Das darstellerisch Neue
ist, dass alle Texte und Materialien für den Gebrauch am Bildschirm aufbereitet worden sind; alle technischen Möglichkeiten, die das elektronische Medium bietet, wurden genutzt. Für den Kommentar ist schon durch die Unterscheidung nach Ebenen - der lebensweltlichen, der gestaltungsbezogenen, der Zitat-Ebene usw. - eine ungewöhnlich transparente Gliederung gegeben, doch können auch hier alle Texte sowohl Kapitel für Kapitel als auch komplett für die Ebenen im Ganzen eingelesen werden. Dass bei internen Verweisen hinter der benannten Stelle ein Link liegt, ist für ein solches System ebenso selbstverständlich wie die Suchmöglichkeit für einzelne Wörter oder Zeichen, doch der zusätzlich eingerichtete Index leistet noch mehr.

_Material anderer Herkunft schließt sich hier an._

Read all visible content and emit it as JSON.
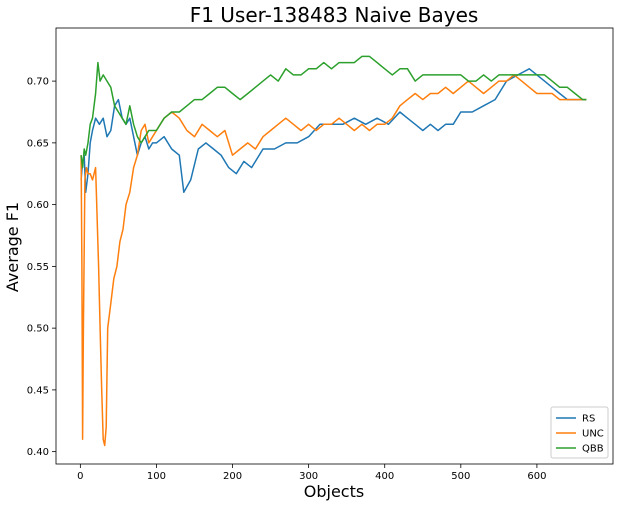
{
  "chart_data": {
    "type": "line",
    "title": "F1 User-138483 Naive Bayes",
    "xlabel": "Objects",
    "ylabel": "Average F1",
    "xlim": [
      -32,
      700
    ],
    "ylim": [
      0.39,
      0.743
    ],
    "xticks": [
      "0",
      "100",
      "200",
      "300",
      "400",
      "500",
      "600"
    ],
    "xtick_values": [
      0,
      100,
      200,
      300,
      400,
      500,
      600
    ],
    "yticks": [
      "0.40",
      "0.45",
      "0.50",
      "0.55",
      "0.60",
      "0.65",
      "0.70"
    ],
    "ytick_values": [
      0.4,
      0.45,
      0.5,
      0.55,
      0.6,
      0.65,
      0.7
    ],
    "grid": false,
    "legend_position": "lower-right",
    "series": [
      {
        "name": "RS",
        "color": "#1f77b4",
        "x": [
          1,
          3,
          5,
          7,
          10,
          13,
          16,
          20,
          25,
          30,
          35,
          40,
          45,
          50,
          55,
          60,
          65,
          70,
          75,
          80,
          85,
          90,
          95,
          100,
          110,
          120,
          130,
          136,
          145,
          155,
          165,
          175,
          185,
          195,
          205,
          215,
          225,
          240,
          255,
          270,
          285,
          300,
          315,
          330,
          345,
          360,
          375,
          390,
          405,
          420,
          430,
          440,
          450,
          460,
          470,
          480,
          490,
          500,
          515,
          530,
          545,
          560,
          575,
          590,
          600,
          610,
          620,
          630,
          640,
          650,
          660,
          665
        ],
        "values": [
          0.62,
          0.635,
          0.64,
          0.61,
          0.625,
          0.65,
          0.66,
          0.67,
          0.665,
          0.67,
          0.655,
          0.66,
          0.68,
          0.685,
          0.67,
          0.665,
          0.67,
          0.655,
          0.64,
          0.65,
          0.655,
          0.645,
          0.65,
          0.65,
          0.655,
          0.645,
          0.64,
          0.61,
          0.62,
          0.645,
          0.65,
          0.645,
          0.64,
          0.63,
          0.625,
          0.635,
          0.63,
          0.645,
          0.645,
          0.65,
          0.65,
          0.655,
          0.665,
          0.665,
          0.665,
          0.67,
          0.665,
          0.67,
          0.665,
          0.675,
          0.67,
          0.665,
          0.66,
          0.665,
          0.66,
          0.665,
          0.665,
          0.675,
          0.675,
          0.68,
          0.685,
          0.7,
          0.705,
          0.71,
          0.705,
          0.7,
          0.695,
          0.69,
          0.685,
          0.685,
          0.685,
          0.685
        ]
      },
      {
        "name": "UNC",
        "color": "#ff7f0e",
        "x": [
          1,
          2,
          3,
          4,
          6,
          8,
          10,
          13,
          16,
          20,
          24,
          26,
          28,
          30,
          32,
          34,
          36,
          40,
          44,
          48,
          52,
          56,
          60,
          65,
          70,
          75,
          80,
          85,
          90,
          95,
          100,
          110,
          120,
          130,
          140,
          150,
          160,
          170,
          180,
          190,
          200,
          210,
          220,
          230,
          240,
          250,
          260,
          270,
          280,
          290,
          300,
          310,
          320,
          330,
          340,
          350,
          360,
          370,
          380,
          390,
          400,
          410,
          420,
          430,
          440,
          450,
          460,
          470,
          480,
          490,
          500,
          510,
          520,
          530,
          540,
          550,
          560,
          570,
          580,
          590,
          600,
          610,
          620,
          630,
          640,
          650,
          660,
          665
        ],
        "values": [
          0.64,
          0.55,
          0.41,
          0.5,
          0.62,
          0.63,
          0.625,
          0.625,
          0.62,
          0.63,
          0.55,
          0.5,
          0.45,
          0.41,
          0.405,
          0.42,
          0.5,
          0.52,
          0.54,
          0.55,
          0.57,
          0.58,
          0.6,
          0.61,
          0.63,
          0.64,
          0.66,
          0.665,
          0.65,
          0.655,
          0.66,
          0.67,
          0.675,
          0.67,
          0.66,
          0.655,
          0.665,
          0.66,
          0.655,
          0.66,
          0.64,
          0.645,
          0.65,
          0.645,
          0.655,
          0.66,
          0.665,
          0.67,
          0.665,
          0.66,
          0.665,
          0.66,
          0.665,
          0.665,
          0.67,
          0.665,
          0.66,
          0.665,
          0.66,
          0.665,
          0.665,
          0.67,
          0.68,
          0.685,
          0.69,
          0.685,
          0.69,
          0.69,
          0.695,
          0.69,
          0.695,
          0.7,
          0.695,
          0.69,
          0.695,
          0.7,
          0.7,
          0.705,
          0.7,
          0.695,
          0.69,
          0.69,
          0.69,
          0.685,
          0.685,
          0.685,
          0.685,
          0.685
        ]
      },
      {
        "name": "QBB",
        "color": "#2ca02c",
        "x": [
          1,
          3,
          5,
          7,
          10,
          13,
          16,
          20,
          23,
          26,
          30,
          35,
          40,
          45,
          50,
          55,
          60,
          65,
          70,
          75,
          80,
          90,
          100,
          110,
          120,
          130,
          140,
          150,
          160,
          170,
          180,
          190,
          200,
          210,
          220,
          230,
          240,
          250,
          260,
          270,
          280,
          290,
          300,
          310,
          320,
          330,
          340,
          350,
          360,
          370,
          380,
          390,
          400,
          410,
          420,
          430,
          440,
          450,
          460,
          470,
          480,
          490,
          500,
          510,
          520,
          530,
          540,
          550,
          560,
          570,
          580,
          590,
          600,
          610,
          620,
          630,
          640,
          650,
          660,
          665
        ],
        "values": [
          0.64,
          0.63,
          0.645,
          0.64,
          0.65,
          0.665,
          0.67,
          0.69,
          0.715,
          0.7,
          0.705,
          0.7,
          0.695,
          0.68,
          0.675,
          0.67,
          0.665,
          0.68,
          0.665,
          0.655,
          0.65,
          0.66,
          0.66,
          0.67,
          0.675,
          0.675,
          0.68,
          0.685,
          0.685,
          0.69,
          0.695,
          0.695,
          0.69,
          0.685,
          0.69,
          0.695,
          0.7,
          0.705,
          0.7,
          0.71,
          0.705,
          0.705,
          0.71,
          0.71,
          0.715,
          0.71,
          0.715,
          0.715,
          0.715,
          0.72,
          0.72,
          0.715,
          0.71,
          0.705,
          0.71,
          0.71,
          0.7,
          0.705,
          0.705,
          0.705,
          0.705,
          0.705,
          0.705,
          0.7,
          0.7,
          0.705,
          0.7,
          0.705,
          0.705,
          0.705,
          0.705,
          0.705,
          0.705,
          0.705,
          0.7,
          0.695,
          0.695,
          0.69,
          0.685,
          0.685
        ]
      }
    ]
  }
}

Er stellt für den Roman ein gefiltertes, sortiertes Wörterverzeichnis dar, in dem man gezielt nach bestimmten Begriffen sehen und somit nach Art eines vollständigen Sachregisters auch entlegene Suchwörter auffinden kann.

Wert gelegt wurde schließlich auch auf die Möglichkeit eigener Einträge und Zusätze. Sie können dem Text kapitelweise hinzugefügt und in der Synopse mit aufgerufen werden. Und auch an eine Druckausgabe wurde gedacht. Für jede der Ebenen steht eine graphisch aufbereitete Druckfassung zur Verfügung, aus der gezielt die zum Druck bestimmten Seiten ausgewählt werden können. Insgesamt wurde die bequemste und selbstverständlichste Benutzbarkeit angestrebt, außer einigen allgemeinen Kenntnissen im Umgang mit dem Computer sollte kein weiteres Vorwissen nötig sein.

Wer sind die Verfasser?
Wie schon der im gleichen Verlag erschienene Kommentar zu Goethes Werther (C.C.Buchners Verlag, Bamberg 2003) ist auch dieser Kommentar das Resultat einer Zusammenarbeit zwischen einem Literaturhistoriker und einem Texttechnologen. Von Bernd W. Seiler (Jahrgang 1939), Professor an der Fakultät für Linguistik und Literaturwissenschaft an der Universität Bielefeld, stammen Inhalt und Gestaltung, von Jan-Torsten Milde (Jahrgang 1965), Professor für Informatik an der Fachhochschule Aalen, stammen das technische System und die Einrichtung der HTML-Ausgabe. Im Prinzip handelt es sich dabei um dieselbe Technologie, die für den Werther-Kommentar entwickelt worden ist, nur auf die andere Struktur des Fontane-Romans übertragen.

Ein Wort Lessings als Maßstab
Ob es sinnvoll ist, einen so verständlichen Roman wie "Effi Briest" überhaupt zu kommentieren, ist damit freilich nicht entschieden, und niemand wäre zu tadeln, der dieses Werk lieber ohne Kommentierung wahrnähme. Wissen ist stets nur ein Angebot, man muss es sich nicht aneignen. Umfang und Grenzen eines solchen Angebotes stehen allerdings auch für den Kommentierenden immer wieder in Frage. Schon Lessing hat im siebten Kapitel des Laokoon davor gewarnt, literarische Texte - in diesem Falle der Antike - mit einem Zuviel an Bildern und Erläuterungen zu versehen, dem Leser werde dadurch "die schönste Stelle, wenn Gott will, sehr deutlich, aber auch trefflich frostig" gemacht. So wenig es einen für alle verbindlichen Maßstab dabei auch gibt: hoffen wir, dass die Grenze zur Frostigkeit hier nicht überschritten worden ist.